Dilansir Independent, Senin (1/3/2021), Makiko Yamada baru-baru ini dimintai penjelasan oleh oposisi di parlemen tentang makan malam pada 2019. Dia bahkan telah dijadwalkan untuk menjawab lebih banyak pertanyaan pada hari ini.
Terkait traktir makan malam itu, Yamada sebelumnya mengatakan tidak ingat atau tidak sepenuhnya menyadari peristiwa itu.
Adapun, salah satu tugas Yamada sebagai kepala humas adalah memilih wartawan untuk mengajukan pertanyaan pada konferensi pers Perdana Menteri Yoshihide Suga.
Pihak media yang menraktir Yamada adalah Tohokushinsha Film Corp., perusahaan media yang mempekerjakan putra PM Suga. Hal itu lantas menimbulkan kecurigaan terhadap adanya kronisme di Jepang.
"Menerima makan dan minum yang mewah merupakan pelanggaran terhadap peraturan yang mengatur etika birokrat. Ada beberapa makan malam seperti itu yang diduga diterima oleh para pejabat kementerian, termasuk ongkos taksi," demikian laporan Independent.
Para birokrat kementerian lainnya yang dilaporkan pada jamuan makan malam itu telah dihukum. Presiden Tohokushinsha mengundurkan diri bulan lalu.
Juru bicara pemerintah Katsunobu Kato mengatakan kepada parlemen bahwa Yamada mengundurkan diri. Dia dirawat di rumah sakit selama dua minggu karena sakit dan tidak dapat menjalankan tugasnya, dan Suga menerima pengunduran diri tersebut.

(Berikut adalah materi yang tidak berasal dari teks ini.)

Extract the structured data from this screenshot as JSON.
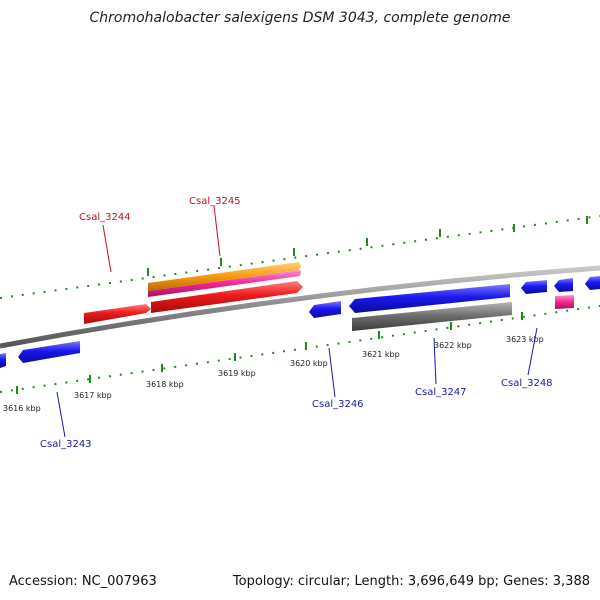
{
  "title": "Chromohalobacter salexigens DSM 3043, complete genome",
  "footer": {
    "accession": "Accession: NC_007963",
    "stats": "Topology: circular; Length: 3,696,649 bp; Genes: 3,388"
  },
  "colors": {
    "forward_gene": "#e8111c",
    "reverse_gene": "#1a14e6",
    "cds_orange": "#f79a0e",
    "cds_pink": "#f0288f",
    "cds_gray": "#6b6b6b",
    "backbone": "#8c8c8c",
    "tick": "#1c8a1c",
    "label_forward": "#c0141a",
    "label_reverse": "#1a18b0"
  },
  "scale_labels": [
    "3616 kbp",
    "3617 kbp",
    "3618 kbp",
    "3619 kbp",
    "3620 kbp",
    "3621 kbp",
    "3622 kbp",
    "3623 kbp"
  ],
  "gene_labels": {
    "forward": [
      "Csal_3244",
      "Csal_3245"
    ],
    "reverse": [
      "Csal_3243",
      "Csal_3246",
      "Csal_3247",
      "Csal_3248"
    ]
  }
}
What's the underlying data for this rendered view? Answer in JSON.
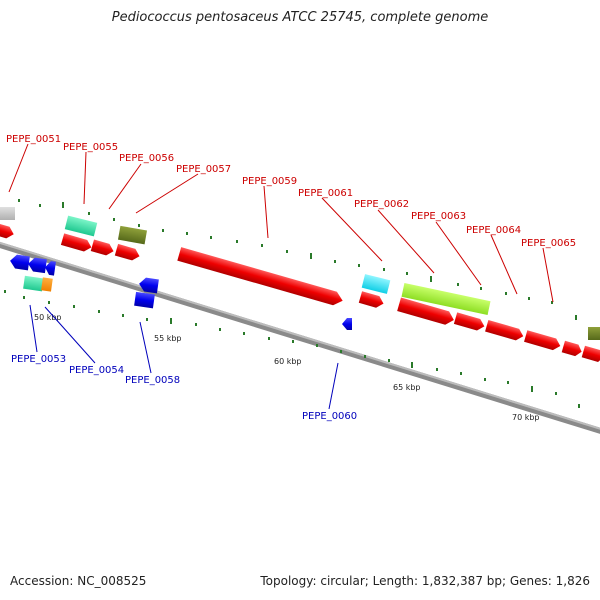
{
  "title": "Pediococcus pentosaceus ATCC 25745, complete genome",
  "footer": {
    "accession": "Accession: NC_008525",
    "summary": "Topology: circular; Length: 1,832,387 bp; Genes: 1,826"
  },
  "colors": {
    "forward_label": "#cc0000",
    "reverse_label": "#0000bb",
    "backbone": "#8a8a8a",
    "tick": "#2a7a2a"
  },
  "scale_labels": [
    "50 kbp",
    "55 kbp",
    "60 kbp",
    "65 kbp",
    "70 kbp"
  ],
  "upper_labels": [
    "PEPE_0051",
    "PEPE_0055",
    "PEPE_0056",
    "PEPE_0057",
    "PEPE_0059",
    "PEPE_0061",
    "PEPE_0062",
    "PEPE_0063",
    "PEPE_0064",
    "PEPE_0065"
  ],
  "lower_labels": [
    "PEPE_0053",
    "PEPE_0054",
    "PEPE_0058",
    "PEPE_0060"
  ]
}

Namun, informasi terkait sakit yang diderita Yamada tidak diperinci.
Yamada pernah memegang pekerjaan birokrasi lainnya, termasuk di kementerian yang mengawasi telekomunikasi. Suga adalah seorang menteri di sana sebelum menjadi perdana menteri. Adapun, kementerian ini memiliki kewenangan untuk memberikan hak penggunaan bandwidth kepada lembaga penyiaran.
Kemarahan publik terhadap pemerintahan Suga telah meningkat di tengah skandal dan ketika Jepang terus maju dengan Olimpiade Tokyo meskipun ada pandemi virus Corona atau Covid-19.
Padahal, Yamada telah dilihat sebagai panutan kepemimpinan perempuan di Jepang, negara yang tertinggal dalam kesetaraan gender.